Monday, May 3, 2010

The male and female border

Earlier this semester we discussed some of Mary Austin's short stories and a few other works that dealt with the idea of the woman in the wild as apposed to civilization. In Austin’s “The Bitterness of Women” both the woman and the man are portrayed as sad characters; sad in the sense that neither of them needed one another, but felt that it was as good as it was going to get for both of them. The woman may have thought she loved him, but she is in a southwestern town where the options for women are not the same. In the same way the man would not have gone back to her had he not been mauled by a bear and become disfigured. It is amazing that SHE allowed him to walk back into her live after he dumped her to the curb. Austin was trying to convey the complex relationships between men and woman and the reality of men’s nature.

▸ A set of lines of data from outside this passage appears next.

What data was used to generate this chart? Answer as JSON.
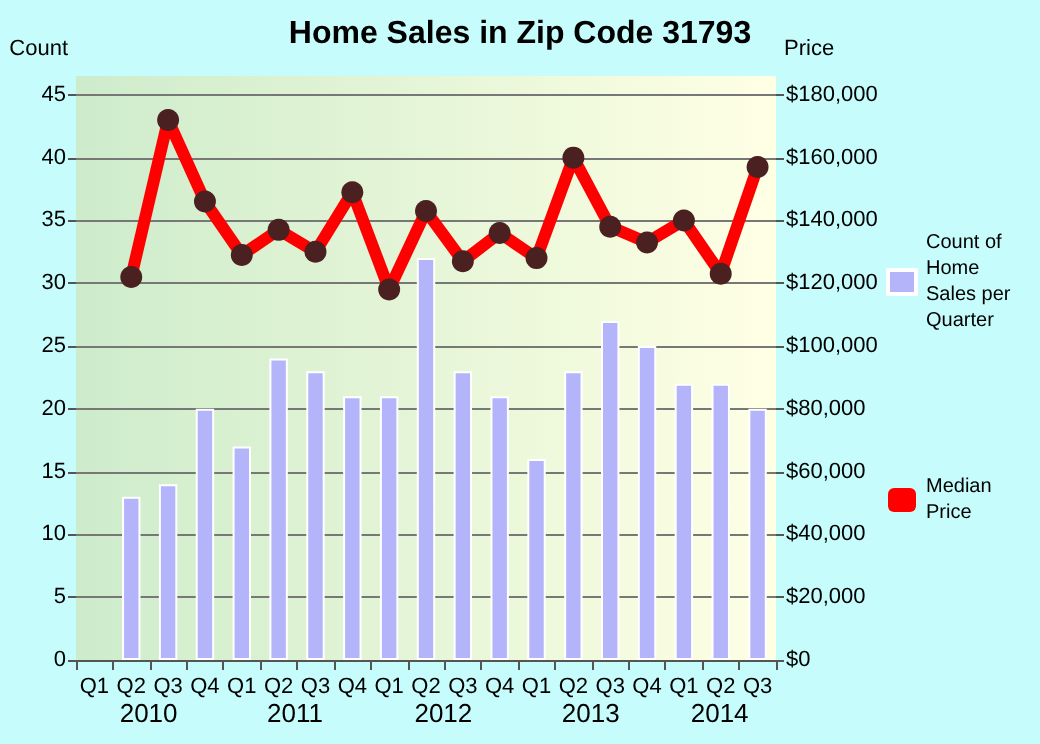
{
  "chart_data": {
    "type": "bar",
    "title": "Home Sales in Zip Code 31793",
    "categories": [
      "Q1",
      "Q2",
      "Q3",
      "Q4",
      "Q1",
      "Q2",
      "Q3",
      "Q4",
      "Q1",
      "Q2",
      "Q3",
      "Q4",
      "Q1",
      "Q2",
      "Q3",
      "Q4",
      "Q1",
      "Q2",
      "Q3"
    ],
    "annotations": [
      "2010",
      "2011",
      "2012",
      "2013",
      "2014"
    ],
    "ylabel": "Count",
    "y2label": "Price",
    "series": [
      {
        "name": "Count of Home Sales per Quarter",
        "color": "#b4b4fa",
        "values": [
          null,
          13,
          14,
          20,
          17,
          24,
          23,
          21,
          21,
          32,
          23,
          21,
          16,
          23,
          27,
          25,
          22,
          22,
          20
        ]
      },
      {
        "name": "Median Price",
        "type": "line",
        "axis": "y2",
        "color": "#ff0000",
        "marker": "circle",
        "values": [
          null,
          122000,
          172000,
          146000,
          129000,
          137000,
          130000,
          149000,
          118000,
          143000,
          127000,
          136000,
          128000,
          160000,
          138000,
          133000,
          140000,
          123000,
          157000
        ]
      }
    ],
    "ylim": [
      0,
      46.5
    ],
    "yticks": [
      0,
      5,
      10,
      15,
      20,
      25,
      30,
      35,
      40,
      45
    ],
    "y2lim": [
      0,
      186000
    ],
    "y2ticks": [
      {
        "value": 0,
        "label": "$0"
      },
      {
        "value": 20000,
        "label": "$20,000"
      },
      {
        "value": 40000,
        "label": "$40,000"
      },
      {
        "value": 60000,
        "label": "$60,000"
      },
      {
        "value": 80000,
        "label": "$80,000"
      },
      {
        "value": 100000,
        "label": "$100,000"
      },
      {
        "value": 120000,
        "label": "$120,000"
      },
      {
        "value": 140000,
        "label": "$140,000"
      },
      {
        "value": 160000,
        "label": "$160,000"
      },
      {
        "value": 180000,
        "label": "$180,000"
      }
    ],
    "grid": "y",
    "legend": "right"
  }
}
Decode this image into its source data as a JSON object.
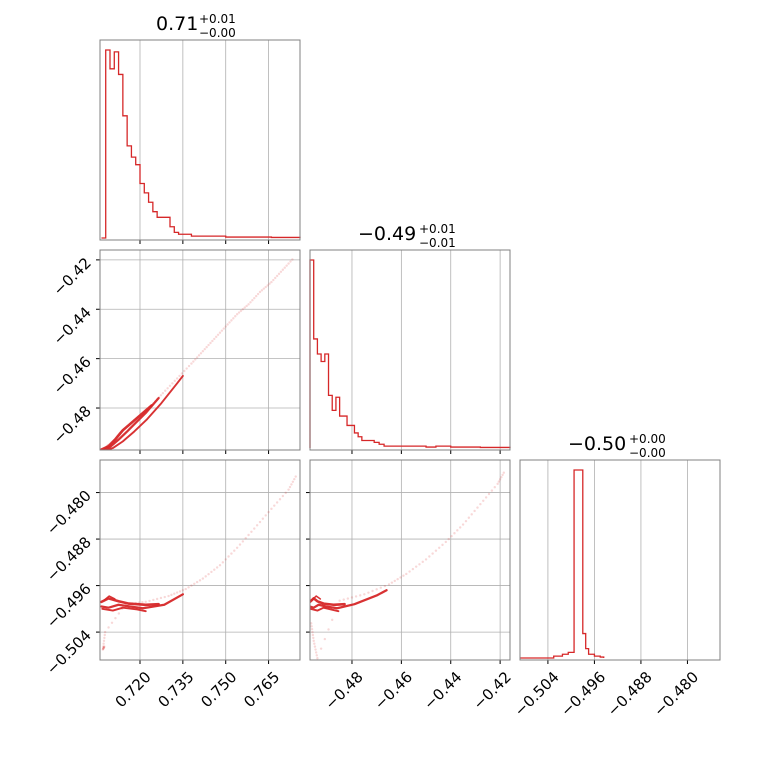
{
  "chart_data": {
    "type": "corner",
    "parameters": [
      {
        "id": "p0",
        "title": {
          "value": "0.71",
          "plus": "+0.01",
          "minus": "−0.00"
        },
        "range": [
          0.706,
          0.776
        ],
        "ticks": [
          0.72,
          0.735,
          0.75,
          0.765
        ],
        "tick_labels": [
          "0.720",
          "0.735",
          "0.750",
          "0.765"
        ]
      },
      {
        "id": "p1",
        "title": {
          "value": "−0.49",
          "plus": "+0.01",
          "minus": "−0.01"
        },
        "range": [
          -0.497,
          -0.416
        ],
        "ticks": [
          -0.48,
          -0.46,
          -0.44,
          -0.42
        ],
        "tick_labels": [
          "−0.48",
          "−0.46",
          "−0.44",
          "−0.42"
        ]
      },
      {
        "id": "p2",
        "title": {
          "value": "−0.50",
          "plus": "+0.00",
          "minus": "−0.00"
        },
        "range": [
          -0.5088,
          -0.4744
        ],
        "ticks": [
          -0.504,
          -0.496,
          -0.488,
          -0.48
        ],
        "tick_labels": [
          "−0.504",
          "−0.496",
          "−0.488",
          "−0.480"
        ]
      }
    ],
    "color": "#d62728",
    "grid": true,
    "histograms": [
      {
        "param": "p0",
        "bin_edges": [
          0.7065,
          0.708,
          0.7095,
          0.711,
          0.7125,
          0.714,
          0.7155,
          0.717,
          0.7185,
          0.72,
          0.7215,
          0.723,
          0.7245,
          0.726,
          0.7275,
          0.729,
          0.7305,
          0.732,
          0.7335,
          0.735,
          0.738,
          0.741,
          0.745,
          0.75,
          0.754,
          0.758,
          0.762,
          0.766,
          0.77,
          0.776
        ],
        "counts": [
          0,
          100,
          90,
          99,
          87,
          65,
          49,
          43,
          39,
          29,
          24,
          19,
          14,
          11,
          11,
          11,
          6,
          3,
          2,
          2,
          1,
          1,
          1,
          0.5,
          0.5,
          0.5,
          0.5,
          0.3,
          0.3
        ]
      },
      {
        "param": "p1",
        "bin_edges": [
          -0.497,
          -0.4955,
          -0.494,
          -0.4925,
          -0.491,
          -0.4895,
          -0.488,
          -0.4865,
          -0.485,
          -0.4835,
          -0.482,
          -0.4805,
          -0.479,
          -0.4775,
          -0.476,
          -0.4745,
          -0.473,
          -0.471,
          -0.469,
          -0.467,
          -0.465,
          -0.462,
          -0.458,
          -0.454,
          -0.45,
          -0.446,
          -0.44,
          -0.434,
          -0.428,
          -0.42,
          -0.416
        ],
        "counts": [
          100,
          58,
          50,
          46,
          50,
          28,
          20,
          27,
          17,
          17,
          12,
          12,
          8,
          6,
          4,
          4,
          4,
          3,
          2,
          1,
          1,
          1,
          1,
          1,
          0.5,
          1,
          0.5,
          0.5,
          0.3,
          0.3
        ]
      },
      {
        "param": "p2",
        "bin_edges": [
          -0.5088,
          -0.503,
          -0.5015,
          -0.5005,
          -0.4995,
          -0.499,
          -0.4985,
          -0.498,
          -0.4975,
          -0.497,
          -0.496,
          -0.495,
          -0.4944
        ],
        "counts": [
          0,
          1,
          2,
          3,
          100,
          100,
          100,
          13,
          5,
          2,
          1,
          0.5,
          0
        ]
      }
    ],
    "joint_panels": [
      {
        "x": "p0",
        "y": "p1",
        "scatter": [
          [
            0.708,
            -0.496
          ],
          [
            0.709,
            -0.495
          ],
          [
            0.711,
            -0.493
          ],
          [
            0.713,
            -0.49
          ],
          [
            0.716,
            -0.487
          ],
          [
            0.72,
            -0.483
          ],
          [
            0.724,
            -0.479
          ],
          [
            0.728,
            -0.474
          ],
          [
            0.733,
            -0.468
          ],
          [
            0.738,
            -0.462
          ],
          [
            0.742,
            -0.457
          ],
          [
            0.746,
            -0.452
          ],
          [
            0.75,
            -0.447
          ],
          [
            0.754,
            -0.442
          ],
          [
            0.758,
            -0.438
          ],
          [
            0.762,
            -0.433
          ],
          [
            0.766,
            -0.429
          ],
          [
            0.77,
            -0.424
          ],
          [
            0.774,
            -0.419
          ]
        ],
        "contours": [
          [
            [
              0.7065,
              -0.4968
            ],
            [
              0.709,
              -0.4955
            ],
            [
              0.7115,
              -0.4925
            ],
            [
              0.714,
              -0.489
            ],
            [
              0.717,
              -0.486
            ],
            [
              0.72,
              -0.483
            ],
            [
              0.724,
              -0.479
            ]
          ],
          [
            [
              0.7068,
              -0.4972
            ],
            [
              0.7095,
              -0.4958
            ],
            [
              0.7125,
              -0.4928
            ],
            [
              0.7155,
              -0.4895
            ],
            [
              0.7185,
              -0.486
            ],
            [
              0.722,
              -0.482
            ],
            [
              0.7265,
              -0.476
            ]
          ],
          [
            [
              0.7072,
              -0.4975
            ],
            [
              0.7105,
              -0.4962
            ],
            [
              0.714,
              -0.4935
            ],
            [
              0.718,
              -0.4895
            ],
            [
              0.7225,
              -0.4845
            ],
            [
              0.7275,
              -0.478
            ],
            [
              0.733,
              -0.47
            ],
            [
              0.735,
              -0.467
            ]
          ]
        ]
      },
      {
        "x": "p0",
        "y": "p2",
        "scatter": [
          [
            0.7075,
            -0.5065
          ],
          [
            0.707,
            -0.507
          ],
          [
            0.7078,
            -0.504
          ],
          [
            0.715,
            -0.4992
          ],
          [
            0.722,
            -0.4988
          ],
          [
            0.73,
            -0.4978
          ],
          [
            0.736,
            -0.4966
          ],
          [
            0.742,
            -0.4948
          ],
          [
            0.748,
            -0.4925
          ],
          [
            0.754,
            -0.4895
          ],
          [
            0.76,
            -0.4862
          ],
          [
            0.766,
            -0.4828
          ],
          [
            0.772,
            -0.4795
          ],
          [
            0.775,
            -0.4768
          ]
        ],
        "contours": [
          [
            [
              0.7065,
              -0.4988
            ],
            [
              0.709,
              -0.4982
            ],
            [
              0.7125,
              -0.4987
            ],
            [
              0.716,
              -0.4991
            ],
            [
              0.722,
              -0.4993
            ],
            [
              0.7265,
              -0.4992
            ]
          ],
          [
            [
              0.7065,
              -0.4996
            ],
            [
              0.709,
              -0.4998
            ],
            [
              0.7125,
              -0.4993
            ],
            [
              0.7165,
              -0.4996
            ],
            [
              0.721,
              -0.4999
            ],
            [
              0.7285,
              -0.4993
            ],
            [
              0.735,
              -0.4975
            ]
          ],
          [
            [
              0.7068,
              -0.5
            ],
            [
              0.7105,
              -0.5003
            ],
            [
              0.714,
              -0.4998
            ],
            [
              0.719,
              -0.5001
            ],
            [
              0.722,
              -0.5004
            ]
          ],
          [
            [
              0.7075,
              -0.4985
            ],
            [
              0.7092,
              -0.4978
            ],
            [
              0.7112,
              -0.4983
            ]
          ]
        ]
      },
      {
        "x": "p1",
        "y": "p2",
        "scatter": [
          [
            -0.4965,
            -0.5025
          ],
          [
            -0.4955,
            -0.5055
          ],
          [
            -0.494,
            -0.5085
          ],
          [
            -0.485,
            -0.4986
          ],
          [
            -0.475,
            -0.4975
          ],
          [
            -0.465,
            -0.4958
          ],
          [
            -0.458,
            -0.494
          ],
          [
            -0.45,
            -0.4915
          ],
          [
            -0.442,
            -0.4885
          ],
          [
            -0.435,
            -0.4855
          ],
          [
            -0.428,
            -0.482
          ],
          [
            -0.421,
            -0.4785
          ],
          [
            -0.418,
            -0.4762
          ]
        ],
        "contours": [
          [
            [
              -0.497,
              -0.4988
            ],
            [
              -0.4955,
              -0.4982
            ],
            [
              -0.494,
              -0.4987
            ],
            [
              -0.4915,
              -0.4991
            ],
            [
              -0.4875,
              -0.4993
            ],
            [
              -0.483,
              -0.4992
            ]
          ],
          [
            [
              -0.497,
              -0.4996
            ],
            [
              -0.4955,
              -0.4998
            ],
            [
              -0.4935,
              -0.4993
            ],
            [
              -0.4905,
              -0.4996
            ],
            [
              -0.486,
              -0.4999
            ],
            [
              -0.479,
              -0.4992
            ],
            [
              -0.47,
              -0.4977
            ],
            [
              -0.466,
              -0.4968
            ]
          ],
          [
            [
              -0.4968,
              -0.5
            ],
            [
              -0.494,
              -0.5003
            ],
            [
              -0.4915,
              -0.4998
            ],
            [
              -0.4885,
              -0.5001
            ],
            [
              -0.4855,
              -0.5004
            ]
          ],
          [
            [
              -0.4962,
              -0.4985
            ],
            [
              -0.4945,
              -0.4978
            ],
            [
              -0.4928,
              -0.4983
            ]
          ]
        ]
      }
    ]
  }
}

The main character was not the most attractive girl in the town and maybe not the brightest, but she devoted herself to him after his accident without a single complaint, even finding some joy in playing the role of his caregiver, yet he, even in his state of deformity did not feel anything for her. He could only think about the many women that he would not be able to have a good time with. The bitterness of women in this story is that men can’t see past the physical in order to see women for who they truly are, therefore leading to the man’s own unhappiness.

1 comment:

  1. interesting ideas, Lesley. I wonder how the men in class would have responded to your claims here?